Nicklas Frenderup

Personal information
- Full name: Nicklas Bruus Jensen Frenderup
- Date of birth: 14 December 1992 (age 33)
- Place of birth: Copenhagen, Denmark
- Height: 1.83 m (6 ft 0 in)
- Position: Goalkeeper

Senior career*
- Years: Team / Apps / (Gls)
- 2011–2012: Ringsted
- 2012–2013: Rishøj
- 2013–2014: Greve
- 2014–2015: Egedal
- 2015–2018: Florø / 84 / (0)
- 2018: Sandnes Ulf / 12 / (0)
- 2019: Køge / 0 / (0)
- 2019–2021: Stjørdals-Blink / 35 / (0)
- 2021–2024: Ranheim / 42 / (0)
- 2021: → Bryne (loan) / 14 / (0)

International career^{‡}
- 2019–: Trinidad and Tobago / 11 / (0)

= Nicklas Frenderup =

Trinidad and Tobago footballer (born 1992)

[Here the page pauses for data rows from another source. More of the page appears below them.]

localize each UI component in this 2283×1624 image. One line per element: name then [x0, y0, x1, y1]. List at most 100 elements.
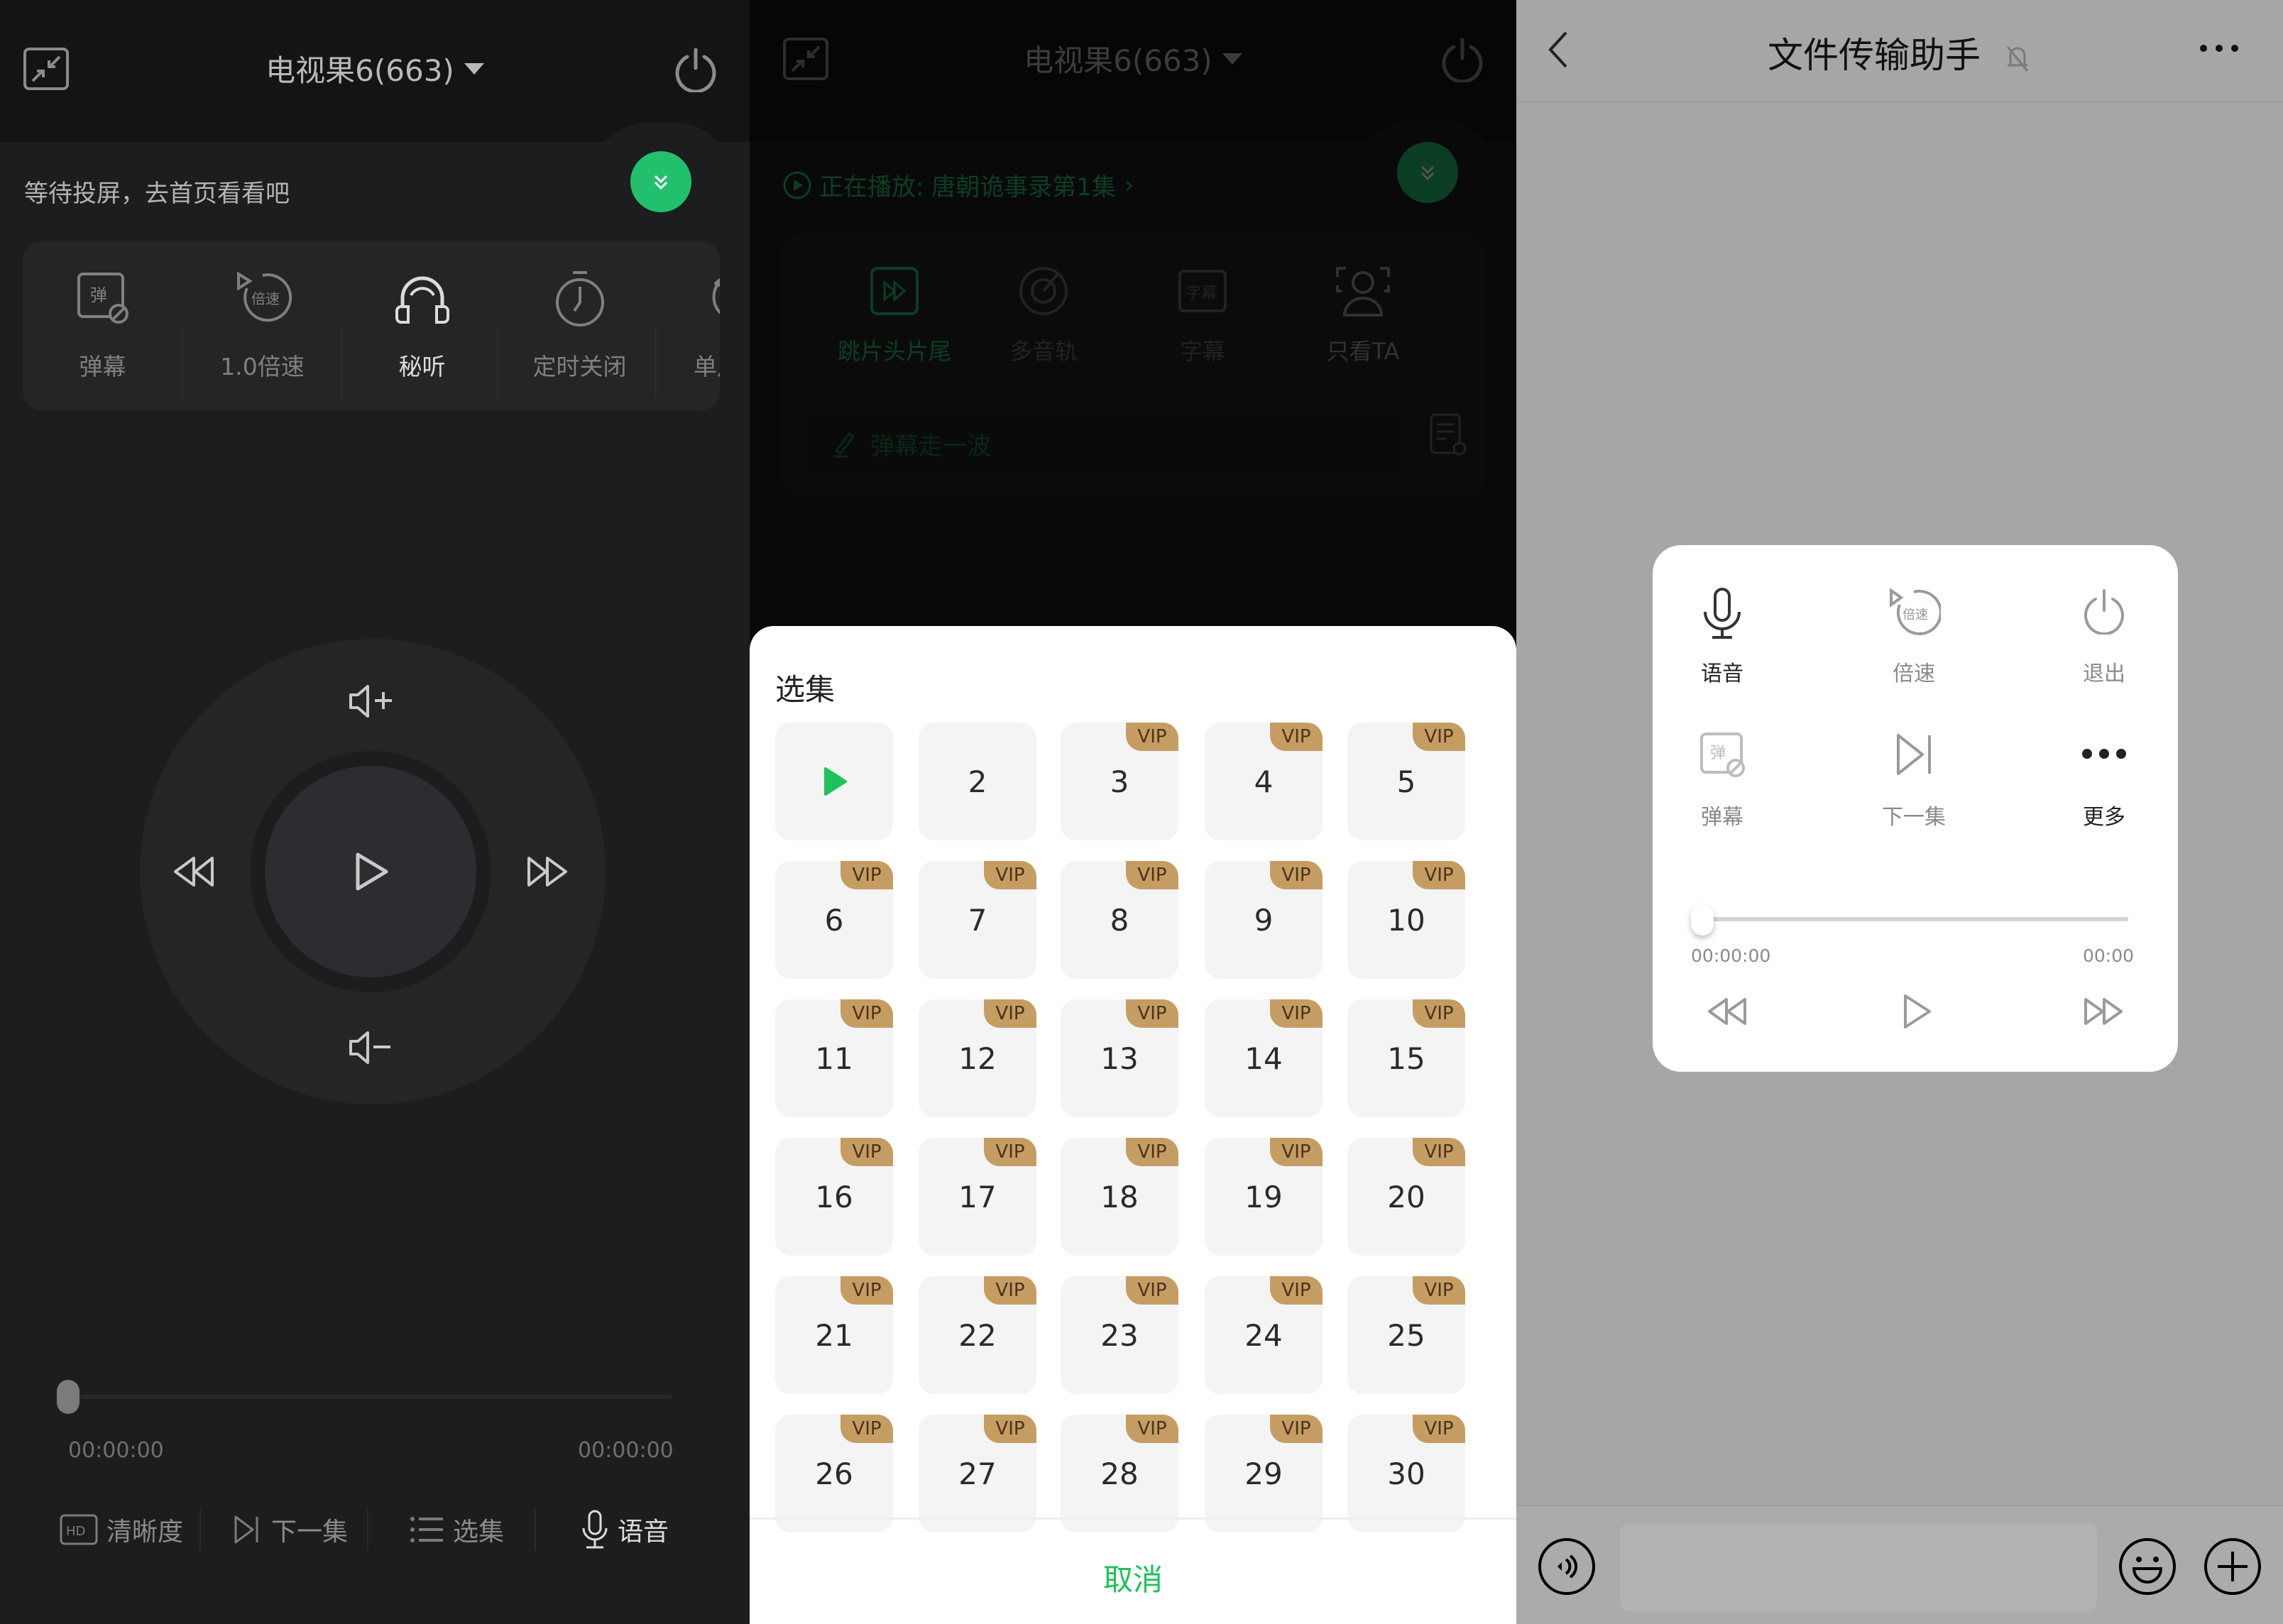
progress-thumb[interactable] — [57, 1380, 80, 1414]
voice-input-button[interactable] — [1538, 1537, 1596, 1596]
chip-repeat-one[interactable]: 单片 — [658, 241, 720, 410]
chat-title: 文件传输助手 — [1768, 35, 1981, 76]
divider — [750, 1518, 1516, 1520]
episode-tile[interactable]: 18 VIP — [1061, 1138, 1178, 1256]
speed-icon: 倍速 — [1887, 588, 1941, 637]
chip-divider — [497, 327, 498, 397]
card-rewind-button[interactable] — [1699, 987, 1756, 1036]
episode-number: 2 — [968, 764, 987, 799]
episode-number: 17 — [958, 1179, 997, 1214]
chat-panel: 文件传输助手 语音 倍速 倍速 退出 弹 弹幕 下一集 更多 00:00:00 … — [1516, 0, 2283, 1624]
episode-tile[interactable]: 6 VIP — [775, 861, 893, 979]
card-exit[interactable]: 退出 — [2033, 588, 2175, 715]
vip-badge: VIP — [1413, 1415, 1465, 1443]
card-danmaku[interactable]: 弹 弹幕 — [1651, 731, 1793, 859]
progress-slider[interactable] — [67, 1395, 673, 1399]
episode-tile[interactable]: 26 VIP — [775, 1415, 893, 1532]
episode-tile[interactable]: 24 VIP — [1205, 1276, 1323, 1394]
episode-tile[interactable]: 13 VIP — [1061, 999, 1178, 1117]
card-play-button[interactable] — [1888, 985, 1945, 1038]
episode-tile[interactable]: 21 VIP — [775, 1276, 893, 1394]
chip-danmaku[interactable]: 弹 弹幕 — [23, 241, 182, 410]
card-progress-slider[interactable] — [1702, 917, 2128, 921]
episode-tile[interactable]: 25 VIP — [1347, 1276, 1465, 1394]
cancel-button[interactable]: 取消 — [750, 1556, 1516, 1599]
episode-number: 18 — [1100, 1179, 1139, 1214]
chip-speed[interactable]: 倍速 1.0倍速 — [182, 241, 342, 410]
episode-tile[interactable]: 8 VIP — [1061, 861, 1178, 979]
headphones-icon — [393, 270, 452, 327]
next-episode-button[interactable]: 下一集 — [231, 1505, 348, 1554]
fast-forward-button[interactable] — [514, 843, 578, 900]
vip-badge: VIP — [1270, 1138, 1323, 1166]
svg-text:倍速: 倍速 — [1902, 608, 1928, 622]
episode-tile[interactable]: 4 VIP — [1205, 723, 1323, 840]
more-button[interactable] — [2198, 40, 2240, 57]
episode-list-button[interactable]: 选集 — [410, 1505, 504, 1554]
episode-tile[interactable]: 16 VIP — [775, 1138, 893, 1256]
episode-tile[interactable]: 7 VIP — [919, 861, 1036, 979]
quality-button[interactable]: HD 清晰度 — [60, 1505, 183, 1554]
vip-badge: VIP — [1126, 1415, 1178, 1443]
episode-tile[interactable]: 10 VIP — [1347, 861, 1465, 979]
speed-icon: 倍速 — [233, 270, 292, 327]
microphone-icon — [581, 1510, 609, 1549]
episode-tile[interactable]: 29 VIP — [1205, 1415, 1323, 1532]
episode-tile[interactable]: 12 VIP — [919, 999, 1036, 1117]
episode-tile[interactable]: 3 VIP — [1061, 723, 1178, 840]
device-selector[interactable]: 电视果6(663) — [0, 47, 750, 90]
volume-down-button[interactable] — [341, 1019, 405, 1076]
episode-tile[interactable]: 30 VIP — [1347, 1415, 1465, 1532]
episode-tile[interactable]: 20 VIP — [1347, 1138, 1465, 1256]
episode-tile[interactable] — [775, 723, 893, 840]
episode-number: 29 — [1244, 1456, 1283, 1491]
episode-number: 30 — [1387, 1456, 1425, 1491]
danmaku-off-icon: 弹 — [1699, 731, 1746, 778]
card-next-episode[interactable]: 下一集 — [1843, 731, 1985, 859]
rewind-button[interactable] — [163, 843, 227, 900]
message-input[interactable] — [1620, 1523, 2097, 1611]
episode-tile[interactable]: 23 VIP — [1061, 1276, 1178, 1394]
card-forward-button[interactable] — [2074, 987, 2131, 1036]
vip-badge: VIP — [1413, 723, 1465, 751]
card-progress-thumb[interactable] — [1691, 904, 1714, 936]
episode-tile[interactable]: 2 — [919, 723, 1036, 840]
episode-number: 3 — [1110, 764, 1129, 799]
episode-sheet: 选集 2 3 VIP 4 VIP 5 VIP 6 VIP 7 VIP 8 VIP 9 VIP 10 VIP 11 V… — [750, 626, 1516, 1624]
episode-tile[interactable]: 5 VIP — [1347, 723, 1465, 840]
power-icon[interactable] — [673, 47, 718, 92]
episode-picker-panel: 电视果6(663) 正在播放: 唐朝诡事录第1集 › 跳片头片尾 多音轨 字幕 … — [750, 0, 1516, 1624]
card-more[interactable]: 更多 — [2033, 731, 2175, 859]
episode-tile[interactable]: 15 VIP — [1347, 999, 1465, 1117]
card-speed[interactable]: 倍速 倍速 — [1843, 588, 1985, 715]
chip-timer[interactable]: 定时关闭 — [500, 241, 659, 410]
emoji-button[interactable] — [2118, 1537, 2177, 1596]
episode-number: 19 — [1244, 1179, 1283, 1214]
episode-tile[interactable]: 14 VIP — [1205, 999, 1323, 1117]
episode-tile[interactable]: 27 VIP — [919, 1415, 1036, 1532]
plus-button[interactable] — [2203, 1537, 2262, 1596]
episode-number: 12 — [958, 1041, 997, 1076]
divider — [1516, 101, 2283, 102]
episode-tile[interactable]: 9 VIP — [1205, 861, 1323, 979]
chip-secret-listen[interactable]: 秘听 — [342, 241, 502, 410]
volume-down-icon — [349, 1031, 390, 1064]
collapse-button[interactable] — [630, 151, 691, 212]
vip-badge: VIP — [1126, 999, 1178, 1028]
episode-tile[interactable]: 22 VIP — [919, 1276, 1036, 1394]
vip-badge: VIP — [1270, 861, 1323, 889]
sheet-title: 选集 — [775, 672, 836, 707]
vip-badge: VIP — [1413, 999, 1465, 1028]
volume-up-button[interactable] — [341, 673, 405, 730]
play-button[interactable] — [265, 766, 476, 977]
episode-tile[interactable]: 19 VIP — [1205, 1138, 1323, 1256]
episode-tile[interactable]: 11 VIP — [775, 999, 893, 1117]
voice-button[interactable]: 语音 — [581, 1505, 669, 1554]
card-voice[interactable]: 语音 — [1651, 588, 1793, 715]
episode-tile[interactable]: 17 VIP — [919, 1138, 1036, 1256]
episode-tile[interactable]: 28 VIP — [1061, 1415, 1178, 1532]
vip-badge: VIP — [841, 1415, 893, 1443]
episode-number: 15 — [1387, 1041, 1425, 1076]
episode-number: 27 — [958, 1456, 997, 1491]
danmaku-off-icon: 弹 — [75, 270, 131, 327]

Nicklas Frenderup (born 14 December 1992) is a professional footballer who plays as goalkeeper. Born and raised in Denmark, he represents Trinidad and Tobago internationally.

==Club career==
After tenures in the Danish third and fourth-tier clubs Ringsted, Rishøj, Greve and Egedal, he moved to Norway in 2015 to start a career there. He signed for third-tier Florø and eventually secured promotion to the 2017 1. divisjon. In mid-2018 he was signed by fellow second-tier club Sandnes Ulf. After the 2018 1. divisjon concluded, he returned to Denmark and HB Køge, only to join Norwegian third-tier club Stjørdals-Blink in the summer of 2019. They too won promotion.

==International career==
Born to a Danish father and a Trinidadian mother. In November 2018, Frenderup received his first call-up to the Trinidad and Tobago national team. He made his international debut a year later, coming on as a substitute in 15–0 win over Anguilla.